The principal strength of this study lies in the inclusion of a highly selected patient population, limited to women with normal uterine imaging and who developed good-quality embryos, thereby reducing potential confounding related to underlying uterine pathology or embryonic competence. Consequently, our results align with evidence suggesting that any potential benefit of endometrial injury may be more evident in carefully defined populations with RIF.

Nonetheless, it should be acknowledged that the relatively modest sample size may have limited the statistical power of the study and increased the risk of a type II error, which may partly explain the absence of statistically significant differences in some reproductive outcomes. Additional limitations include loss to follow-up, exclusion of patients who required operative hysteroscopy despite normal preprocedural imaging, and cycle cancellations due to inadequate embryo development.

CONCLUSION

In conclusion, this study evaluated the impact of diagnostic hysteroscopy with or without endometrial scratching in a well-defined cohort of women with RIF who exhibited comparable baseline clinical characteristics and embryological outcomes. Although pregnancy rates were numerically higher in the endometrial scratching group, these differences did not reach statistical significance, likely due to the limited sample size resulting from strict inclusion criteria designed to ensure cohort homogeneity. The interventions were found to be safe and biologically plausible; however, their clinical benefit could not be conclusively demonstrated within this underpowered, highly selected population.
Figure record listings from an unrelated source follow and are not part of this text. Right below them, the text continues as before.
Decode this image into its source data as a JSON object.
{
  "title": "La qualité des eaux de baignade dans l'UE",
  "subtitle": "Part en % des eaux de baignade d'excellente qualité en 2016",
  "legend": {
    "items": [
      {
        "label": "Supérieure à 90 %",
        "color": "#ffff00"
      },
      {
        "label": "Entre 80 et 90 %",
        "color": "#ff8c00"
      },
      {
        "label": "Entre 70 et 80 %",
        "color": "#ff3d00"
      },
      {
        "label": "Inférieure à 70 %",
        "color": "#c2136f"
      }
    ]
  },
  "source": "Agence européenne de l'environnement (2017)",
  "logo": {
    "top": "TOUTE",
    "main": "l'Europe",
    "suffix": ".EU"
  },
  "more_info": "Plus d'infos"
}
Given the heterogeneous and multifactorial nature of implantation failure and endometrial receptivity, larger, adequately powered, prospective, randomized studies that focus on carefully phenotyped RIF populations are warranted. Incorporation of molecular and immunological markers of endometrial function may help identify subgroups of patients who could benefit from hysteroscopic evaluation or endometrial injury, thereby supporting more personalized treatment strategies for patients with recurrent IVF failure.